Is your motivation for running the day to day operations of your business starting to wane? The enthusiasm and commitment it takes to keep a small company afloat, let alone thrive, can feel never-ending. While your reserves of energy may have been limitless in the beginning, the nonstop grind of keeping things running can take its toll. How can you stoke the fires of inspiration again and work past feelings of burnout?
Don’t work 24/7.
Although this advice is obvious, really consider if you are fully disengaging from work as much as you should be. Downtime is not a luxury, it’s a necessity. No one comes up with fresh concepts or solutions to problems when they are exhausted. Making time for other things in your life can stimulate new ideas for your business that may not have occurred to you otherwise.
Schedule breaks – and take them.
Build time into your day that is designated solely for the purpose of taking a mental break from your work. Schedule a 30-minute block to take a walk outdoors, read something interesting or inspirational, or chat with someone who will brighten your day. See these time slots as necessary diversions that will rejuvenate your thought process when you return to your desk.
Think carefully about the projects you’re accepting.
There’s no bigger psychological drain than working on tasks that give you no sense of satisfaction or joy. If you can turn away projects that are not interesting to you, do it. Having too much work to do, especially on jobs that really don’t appeal to you, is a surefire way to burnout.
Are you getting bogged down by tasks that someone else could handle? Free up some time by handing off those jobs to someone else and get your focus back on the big picture of what you’re trying to accomplish.
Tap into why you originally started your business.
What was your motivation for striking out on your own? What was the vision you had and how can you get more closely aligned with it again? Also, spend some time thinking about the successes you’ve had and how far you’ve come. Remembering the progress you’ve made can help you keep perspective on the current challenges you face.
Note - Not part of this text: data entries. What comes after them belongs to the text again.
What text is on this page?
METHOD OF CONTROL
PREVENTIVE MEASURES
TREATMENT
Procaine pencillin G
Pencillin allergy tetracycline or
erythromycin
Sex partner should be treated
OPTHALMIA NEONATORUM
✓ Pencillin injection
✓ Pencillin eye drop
Get the support of likeminded people.
No one can relate more to your particular stressors than other small business owners. Reach out to connect with those who can understand your situation and offer what has worked for them when they have felt depleted and needed to recharge.
Invest in your health.
No, you don’t have time to exercise and eat right, but you still have to. Not attending to your physical health will only backfire in the long run. There are limits to how far you can push yourself. Something has to give – don’t let it be your health.
These suggestions are probably things you already know – the key is to actually put them into action. Try sincerely committing to at least one or two changes and seeing what effect it has. Feeling burned out in your career at some point may be inevitable, but having it derail your productivity indefinitely doesn’t have to be.